The successor is pgAdmin4, however, this is not in the ports, and while pre-compiled installation packages are provided for Linux, Windows and macOS, we need to try to get around with the sources, in case we want to have it on FreeBSD. I did not try this yet.
That said, pgAdmin4 is a totally different animal than ...3. Actually it provides a web interface to the databases, and the desktop version comes with its own web server in order to achieve this - quote from the documentation:
Working on this matter now.
As I consider postgres being just perfect - it never failed me, and also working with the dev guys on the list is wonderfully constructive - and finding pgadmin3 the magic looking glass to see whats going on inside, I'm currently figuring out how to tackle with that pgadmin4.
What I can say so far: pgadmin4 is designed with an entirely different architecture in mind. It is not an application to be installed on some computer and then run by the user(s) on that computer.
Instead, it seems to be an almost fullsize Web Application Server, designed to run on an arbitrary application server machine, being connected as the middleware by a frontend Web Server (probably running on some other machine), utilizing it's own user administration (just like a website) and then accessing some postgres installations (likely yet on other machines).

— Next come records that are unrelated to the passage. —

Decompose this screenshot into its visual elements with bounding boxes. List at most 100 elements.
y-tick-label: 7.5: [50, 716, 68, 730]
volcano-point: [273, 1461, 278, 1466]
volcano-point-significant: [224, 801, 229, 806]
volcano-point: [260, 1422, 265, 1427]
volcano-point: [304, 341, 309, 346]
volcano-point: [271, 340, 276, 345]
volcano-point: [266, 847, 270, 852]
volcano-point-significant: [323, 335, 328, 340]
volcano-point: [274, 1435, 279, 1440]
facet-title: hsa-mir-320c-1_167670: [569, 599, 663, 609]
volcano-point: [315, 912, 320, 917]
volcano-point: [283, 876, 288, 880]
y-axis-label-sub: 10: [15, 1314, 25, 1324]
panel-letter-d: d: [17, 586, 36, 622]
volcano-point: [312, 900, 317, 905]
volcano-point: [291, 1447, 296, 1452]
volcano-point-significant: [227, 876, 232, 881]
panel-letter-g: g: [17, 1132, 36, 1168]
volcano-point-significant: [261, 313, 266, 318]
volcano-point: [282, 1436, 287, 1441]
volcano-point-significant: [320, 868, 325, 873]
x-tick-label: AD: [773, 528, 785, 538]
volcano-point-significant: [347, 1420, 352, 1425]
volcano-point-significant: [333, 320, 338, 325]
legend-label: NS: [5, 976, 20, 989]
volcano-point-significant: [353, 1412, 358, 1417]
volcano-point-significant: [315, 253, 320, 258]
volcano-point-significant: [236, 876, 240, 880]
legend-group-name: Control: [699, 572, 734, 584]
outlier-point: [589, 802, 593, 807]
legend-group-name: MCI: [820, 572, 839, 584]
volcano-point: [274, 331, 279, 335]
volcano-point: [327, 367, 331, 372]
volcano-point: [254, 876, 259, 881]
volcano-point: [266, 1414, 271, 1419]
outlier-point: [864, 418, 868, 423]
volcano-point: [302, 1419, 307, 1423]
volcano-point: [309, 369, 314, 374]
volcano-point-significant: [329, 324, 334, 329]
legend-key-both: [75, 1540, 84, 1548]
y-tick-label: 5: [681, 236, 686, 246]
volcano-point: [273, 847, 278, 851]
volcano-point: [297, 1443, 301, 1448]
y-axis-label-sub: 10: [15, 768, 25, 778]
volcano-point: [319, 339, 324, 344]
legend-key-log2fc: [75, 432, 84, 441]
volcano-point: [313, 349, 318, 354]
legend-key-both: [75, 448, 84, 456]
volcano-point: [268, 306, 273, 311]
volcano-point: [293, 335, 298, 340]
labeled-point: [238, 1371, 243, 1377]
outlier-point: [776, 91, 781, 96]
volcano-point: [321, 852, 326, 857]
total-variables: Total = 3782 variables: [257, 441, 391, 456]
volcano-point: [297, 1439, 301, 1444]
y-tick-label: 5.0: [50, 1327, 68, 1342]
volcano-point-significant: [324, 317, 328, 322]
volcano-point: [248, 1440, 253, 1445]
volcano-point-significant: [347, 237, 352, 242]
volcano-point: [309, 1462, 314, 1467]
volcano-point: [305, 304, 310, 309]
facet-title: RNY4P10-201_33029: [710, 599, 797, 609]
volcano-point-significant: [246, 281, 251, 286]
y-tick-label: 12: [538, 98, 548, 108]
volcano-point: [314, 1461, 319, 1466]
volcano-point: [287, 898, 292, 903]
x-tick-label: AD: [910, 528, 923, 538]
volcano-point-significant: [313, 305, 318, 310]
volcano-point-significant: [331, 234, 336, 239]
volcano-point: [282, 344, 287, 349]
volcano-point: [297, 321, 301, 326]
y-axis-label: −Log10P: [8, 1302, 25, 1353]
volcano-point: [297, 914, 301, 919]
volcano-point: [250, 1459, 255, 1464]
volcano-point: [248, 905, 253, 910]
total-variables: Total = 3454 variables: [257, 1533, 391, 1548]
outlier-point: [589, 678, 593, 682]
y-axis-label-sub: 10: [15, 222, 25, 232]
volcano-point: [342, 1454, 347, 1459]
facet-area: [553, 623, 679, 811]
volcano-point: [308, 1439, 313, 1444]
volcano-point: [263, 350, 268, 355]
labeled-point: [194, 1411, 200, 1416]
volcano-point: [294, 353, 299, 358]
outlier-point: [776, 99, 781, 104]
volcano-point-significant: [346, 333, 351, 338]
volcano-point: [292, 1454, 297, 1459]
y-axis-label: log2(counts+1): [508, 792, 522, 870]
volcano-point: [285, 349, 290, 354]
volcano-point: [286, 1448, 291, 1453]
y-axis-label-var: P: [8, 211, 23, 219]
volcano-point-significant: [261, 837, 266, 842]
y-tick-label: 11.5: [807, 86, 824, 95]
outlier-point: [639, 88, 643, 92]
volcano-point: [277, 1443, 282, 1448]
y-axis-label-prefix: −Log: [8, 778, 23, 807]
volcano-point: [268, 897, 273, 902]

The underlying Application Framework appears to be Flask utilizing sqlite3 as it's database backend. (A web application server is the middleware between the frontend web server and the backend database. The sqlite3 here is the backend for the application's persistent storage demands, while the postgres to be administered is the application's payload to work with.)
There is no application to compile, as it is all python. (Neverteless the python module prereqs do contain libaries in native C; these are compiled automatically on package install - when things go well.)
Such an application server is usually not installed by root into the system paths. It is rather installed by some user into their homedirs, putting all the (ever changing) module dependencies right alongside into the application.
Certainly such an architecture can also be concentrated to run on a single machine for a single user - but that's not the most easy way to approach it.
It is probably quite difficult to roll such a beast as a port. It is also kind of sisyphos work, because with every release the module dependencies will change - which would normally be no problem as the application itself carries a list of it's dependencies and can install these per script: just put it into a new directory and throw away the old one.
There is also a more serious problem with it: we have the Kerberos integrated in the base system, and postgres also has the Kerberos integrated. So we would never need passwords for the database (and then we cannot store our production database passwords within the application onto github, like other people seem to do). The pgadmin3 would just let libpg grab the Kerberos tickets as when connecting the database directly, so the single-sign-on works transparently, no password needed.
But now pgadmin4 would split this one securely authenticated connection into two unauthenticated and dubious halfes, and we're quite back to herding passwords, for pgadmin4 AND for the database.